Hyper-reactivity of cerebral arteries from ovariectomized rats: therapeutic benefit of tamoxifen.

1. An increased incidence of systemic hypertension has been documented in postmenopausal women and identified as an independent risk factor in the development of cerebrovascular stroke. The present study examined whether cerebrovascular reactivity was increased in the hypertensive ovariectomized rat, and explored the potential therapeutic benefit of the partial estrogen receptor agonist tamoxifen. 2. Female Sprague-Dawley rats were subjected to bilateral ovariectomy (OVX, n=16) or a sham operation (n=8). At 6-week postsurgery, rats were anesthetized to assess ventricular contractility and blood pressure. In a second series of experiments, OVX rats (n=8) were given tamoxifen starting 3 weeks postsurgery, and continued for 3 weeks. At the end of each protocol, the middle cerebral artery was harvested and rings were mounted in wire-myographs to measure isometric tension. 3. Systolic arterial pressure (SAP) was significantly increased (P<0.05) in the OVX rat (174+/-8 mmHg), as compared to sham (135+/-6 mmHg). The resting tension of isolated cerebral arteries from OVX rats (186+/-15 mg) was significantly elevated (P<0.05), as compared to sham (129+/-9 mg). Phenylephrine treatment did not elicit a constriction of cerebral arteries isolated from sham rats, whereas a potent response (P<0.05) was observed in OVX rats.

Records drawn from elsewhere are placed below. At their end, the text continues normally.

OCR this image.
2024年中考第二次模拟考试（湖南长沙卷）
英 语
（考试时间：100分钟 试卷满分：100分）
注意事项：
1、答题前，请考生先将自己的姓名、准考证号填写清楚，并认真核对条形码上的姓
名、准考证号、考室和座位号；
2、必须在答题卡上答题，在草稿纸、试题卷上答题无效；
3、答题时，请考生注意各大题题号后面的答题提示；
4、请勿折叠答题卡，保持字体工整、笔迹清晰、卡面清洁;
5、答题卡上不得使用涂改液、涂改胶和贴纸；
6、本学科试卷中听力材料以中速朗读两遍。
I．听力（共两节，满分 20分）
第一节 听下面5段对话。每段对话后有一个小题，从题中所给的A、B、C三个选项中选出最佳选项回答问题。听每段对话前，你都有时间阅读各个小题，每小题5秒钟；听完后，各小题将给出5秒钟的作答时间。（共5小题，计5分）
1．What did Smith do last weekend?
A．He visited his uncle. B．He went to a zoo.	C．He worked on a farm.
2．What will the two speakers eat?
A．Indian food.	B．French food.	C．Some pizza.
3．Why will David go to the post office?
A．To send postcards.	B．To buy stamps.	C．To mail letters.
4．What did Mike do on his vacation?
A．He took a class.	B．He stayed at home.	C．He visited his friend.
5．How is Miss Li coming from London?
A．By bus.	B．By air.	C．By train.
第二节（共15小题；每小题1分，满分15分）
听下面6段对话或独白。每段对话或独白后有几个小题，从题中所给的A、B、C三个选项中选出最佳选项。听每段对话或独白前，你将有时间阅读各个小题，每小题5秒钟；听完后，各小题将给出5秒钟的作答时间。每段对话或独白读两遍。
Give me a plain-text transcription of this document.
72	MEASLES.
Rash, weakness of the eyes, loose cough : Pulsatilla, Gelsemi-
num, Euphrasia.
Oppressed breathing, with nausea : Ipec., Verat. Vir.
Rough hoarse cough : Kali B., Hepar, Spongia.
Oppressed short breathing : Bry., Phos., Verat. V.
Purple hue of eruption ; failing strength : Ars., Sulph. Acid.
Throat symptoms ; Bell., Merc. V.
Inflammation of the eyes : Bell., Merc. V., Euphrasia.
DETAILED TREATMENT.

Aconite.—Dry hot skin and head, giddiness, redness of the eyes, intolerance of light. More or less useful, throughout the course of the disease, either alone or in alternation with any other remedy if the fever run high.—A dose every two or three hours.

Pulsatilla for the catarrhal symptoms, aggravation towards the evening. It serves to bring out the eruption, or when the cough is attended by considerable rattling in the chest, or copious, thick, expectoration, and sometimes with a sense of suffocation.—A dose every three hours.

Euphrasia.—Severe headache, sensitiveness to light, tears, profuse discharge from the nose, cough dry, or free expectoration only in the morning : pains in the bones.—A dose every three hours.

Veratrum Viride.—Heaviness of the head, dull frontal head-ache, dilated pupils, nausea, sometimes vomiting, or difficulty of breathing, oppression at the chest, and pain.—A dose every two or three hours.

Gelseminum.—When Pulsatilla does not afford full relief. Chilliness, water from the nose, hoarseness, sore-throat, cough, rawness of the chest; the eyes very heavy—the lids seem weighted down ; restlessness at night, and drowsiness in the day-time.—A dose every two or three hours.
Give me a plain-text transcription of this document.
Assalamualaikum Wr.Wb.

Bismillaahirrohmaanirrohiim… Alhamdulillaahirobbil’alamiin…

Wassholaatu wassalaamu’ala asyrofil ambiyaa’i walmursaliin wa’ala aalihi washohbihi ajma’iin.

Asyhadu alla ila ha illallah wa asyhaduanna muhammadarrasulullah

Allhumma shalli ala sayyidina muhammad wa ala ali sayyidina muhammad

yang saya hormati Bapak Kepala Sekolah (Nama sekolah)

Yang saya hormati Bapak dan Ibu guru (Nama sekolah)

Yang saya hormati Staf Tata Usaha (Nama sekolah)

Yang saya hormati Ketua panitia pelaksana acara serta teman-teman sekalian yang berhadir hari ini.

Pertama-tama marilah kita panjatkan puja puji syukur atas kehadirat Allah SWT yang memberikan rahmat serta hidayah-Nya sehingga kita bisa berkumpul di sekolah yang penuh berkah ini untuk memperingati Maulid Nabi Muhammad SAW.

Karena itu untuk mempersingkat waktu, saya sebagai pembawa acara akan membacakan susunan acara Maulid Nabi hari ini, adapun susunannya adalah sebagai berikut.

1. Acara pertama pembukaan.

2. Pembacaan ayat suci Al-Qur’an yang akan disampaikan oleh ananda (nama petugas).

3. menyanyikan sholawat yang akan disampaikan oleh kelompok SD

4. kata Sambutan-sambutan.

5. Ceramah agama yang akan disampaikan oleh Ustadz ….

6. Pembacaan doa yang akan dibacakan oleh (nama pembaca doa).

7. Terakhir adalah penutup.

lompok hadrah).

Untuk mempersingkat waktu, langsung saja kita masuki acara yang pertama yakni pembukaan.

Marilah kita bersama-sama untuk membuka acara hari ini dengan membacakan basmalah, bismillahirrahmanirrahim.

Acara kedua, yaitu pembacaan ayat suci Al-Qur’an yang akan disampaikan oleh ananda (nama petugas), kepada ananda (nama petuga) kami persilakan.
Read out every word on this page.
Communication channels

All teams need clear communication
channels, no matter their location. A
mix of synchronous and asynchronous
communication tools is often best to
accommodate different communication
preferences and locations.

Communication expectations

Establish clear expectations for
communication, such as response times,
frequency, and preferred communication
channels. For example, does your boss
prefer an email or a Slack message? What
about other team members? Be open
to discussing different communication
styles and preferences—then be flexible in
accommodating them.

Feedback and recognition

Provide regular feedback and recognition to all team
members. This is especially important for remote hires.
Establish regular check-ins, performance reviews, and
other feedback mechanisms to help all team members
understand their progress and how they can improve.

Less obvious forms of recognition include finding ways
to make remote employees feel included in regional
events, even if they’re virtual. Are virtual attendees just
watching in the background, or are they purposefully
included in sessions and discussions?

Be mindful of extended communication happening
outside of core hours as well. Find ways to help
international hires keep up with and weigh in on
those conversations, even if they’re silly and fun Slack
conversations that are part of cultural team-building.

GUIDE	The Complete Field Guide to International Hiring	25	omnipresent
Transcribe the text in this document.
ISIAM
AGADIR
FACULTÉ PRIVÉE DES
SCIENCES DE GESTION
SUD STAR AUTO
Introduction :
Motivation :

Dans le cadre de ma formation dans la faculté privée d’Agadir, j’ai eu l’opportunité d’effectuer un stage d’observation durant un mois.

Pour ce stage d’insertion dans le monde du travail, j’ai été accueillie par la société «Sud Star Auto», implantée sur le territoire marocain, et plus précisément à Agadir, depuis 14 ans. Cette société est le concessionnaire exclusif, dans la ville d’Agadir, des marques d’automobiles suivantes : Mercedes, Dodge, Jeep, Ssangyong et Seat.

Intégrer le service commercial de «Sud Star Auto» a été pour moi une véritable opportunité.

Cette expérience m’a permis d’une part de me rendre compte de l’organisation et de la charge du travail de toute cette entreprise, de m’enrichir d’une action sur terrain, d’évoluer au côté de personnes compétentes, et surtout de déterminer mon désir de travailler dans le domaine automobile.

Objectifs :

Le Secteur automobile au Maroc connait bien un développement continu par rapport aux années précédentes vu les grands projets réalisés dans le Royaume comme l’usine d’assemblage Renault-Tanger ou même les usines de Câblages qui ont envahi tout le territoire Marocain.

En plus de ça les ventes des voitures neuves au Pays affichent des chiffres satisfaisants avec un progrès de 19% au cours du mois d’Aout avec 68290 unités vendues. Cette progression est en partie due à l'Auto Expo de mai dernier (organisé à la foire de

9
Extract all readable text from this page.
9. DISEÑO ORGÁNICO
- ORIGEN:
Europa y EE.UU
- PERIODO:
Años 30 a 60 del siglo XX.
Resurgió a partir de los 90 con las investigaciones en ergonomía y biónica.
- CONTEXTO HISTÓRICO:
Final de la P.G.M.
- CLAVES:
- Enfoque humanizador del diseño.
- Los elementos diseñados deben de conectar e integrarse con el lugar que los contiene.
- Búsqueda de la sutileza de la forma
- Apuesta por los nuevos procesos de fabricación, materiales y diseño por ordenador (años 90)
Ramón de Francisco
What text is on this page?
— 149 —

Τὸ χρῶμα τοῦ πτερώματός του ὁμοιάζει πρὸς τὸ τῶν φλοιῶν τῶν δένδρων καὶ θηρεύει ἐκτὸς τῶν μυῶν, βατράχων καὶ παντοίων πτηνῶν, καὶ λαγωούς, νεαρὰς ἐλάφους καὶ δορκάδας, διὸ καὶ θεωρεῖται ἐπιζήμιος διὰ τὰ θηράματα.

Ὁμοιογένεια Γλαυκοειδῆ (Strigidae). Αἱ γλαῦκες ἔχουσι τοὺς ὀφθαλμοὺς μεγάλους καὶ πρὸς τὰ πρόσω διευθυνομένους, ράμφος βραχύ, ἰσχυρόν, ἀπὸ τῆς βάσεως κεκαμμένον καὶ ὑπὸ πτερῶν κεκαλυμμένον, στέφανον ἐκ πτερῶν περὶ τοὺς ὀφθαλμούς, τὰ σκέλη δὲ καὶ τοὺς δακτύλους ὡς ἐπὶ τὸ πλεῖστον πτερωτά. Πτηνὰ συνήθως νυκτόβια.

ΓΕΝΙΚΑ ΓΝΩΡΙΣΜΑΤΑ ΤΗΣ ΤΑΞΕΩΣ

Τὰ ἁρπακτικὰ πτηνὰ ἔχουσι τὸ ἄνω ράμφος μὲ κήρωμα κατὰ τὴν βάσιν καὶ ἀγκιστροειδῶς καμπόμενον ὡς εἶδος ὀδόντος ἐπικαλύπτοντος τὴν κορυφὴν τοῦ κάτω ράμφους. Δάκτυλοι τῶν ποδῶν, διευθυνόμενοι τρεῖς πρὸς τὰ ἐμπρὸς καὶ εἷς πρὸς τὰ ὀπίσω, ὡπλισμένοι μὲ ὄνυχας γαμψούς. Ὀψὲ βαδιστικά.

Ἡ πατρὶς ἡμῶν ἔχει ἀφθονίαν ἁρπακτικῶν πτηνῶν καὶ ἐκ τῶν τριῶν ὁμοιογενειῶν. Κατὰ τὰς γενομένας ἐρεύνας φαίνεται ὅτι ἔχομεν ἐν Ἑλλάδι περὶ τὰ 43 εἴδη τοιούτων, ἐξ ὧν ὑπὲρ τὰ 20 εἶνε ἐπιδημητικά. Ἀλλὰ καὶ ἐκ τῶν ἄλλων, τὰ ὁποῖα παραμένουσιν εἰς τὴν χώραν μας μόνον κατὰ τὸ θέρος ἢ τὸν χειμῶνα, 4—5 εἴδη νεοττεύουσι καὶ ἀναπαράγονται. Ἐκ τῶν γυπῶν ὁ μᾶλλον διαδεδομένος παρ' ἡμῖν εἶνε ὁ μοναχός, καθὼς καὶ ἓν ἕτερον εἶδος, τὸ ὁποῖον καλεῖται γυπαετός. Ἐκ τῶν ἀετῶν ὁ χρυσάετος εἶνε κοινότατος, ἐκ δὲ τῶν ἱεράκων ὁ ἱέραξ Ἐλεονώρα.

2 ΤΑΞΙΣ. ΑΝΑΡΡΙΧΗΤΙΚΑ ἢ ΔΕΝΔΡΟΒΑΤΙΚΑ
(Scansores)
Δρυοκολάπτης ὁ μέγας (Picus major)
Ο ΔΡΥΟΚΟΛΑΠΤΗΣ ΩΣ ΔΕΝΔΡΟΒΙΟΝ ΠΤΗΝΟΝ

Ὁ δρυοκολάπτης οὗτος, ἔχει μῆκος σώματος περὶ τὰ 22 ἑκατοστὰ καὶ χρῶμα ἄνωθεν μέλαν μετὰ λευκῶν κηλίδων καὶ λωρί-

Nitric oxide (NO) synthase inhibition with L-NNA led to a limited contraction in sham rats (8+/-3% of Emax), whereas a significant (P<0.05) increase was observed in OVX rats (34+/-12% of Emax). Lastly, vascular sensitivity (pD2) to sodium nitroprusside was significantly increased (P<0.05) in OVX rats, as compared to sham. 4. Tamoxifen therapy normalized the resting tension of isolated cerebral arteries from OVX rats, abrogated phenylephrine-mediated contraction, and modestly reduced SAP. By contrast, tamoxifen treatment of OVX rats did not attenuate L-NNA-mediated contractile response of cerebral arteries. 5. These data demonstrate that the cerebral artery isolated from the OVX rat was associated with an exaggerated vasoconstrictor response to phenylephrine, and altered NO-dependent vascular reactivity. The administration of tamoxifen to OVX rats normalized cerebral artery reactivity to phenylephrine. These findings provide the impetus to examine the potential therapeutic benefit of the partial estrogen receptor agonist tamoxifen to reduce the incidence of cerebrovascular stroke in postmenopausal women.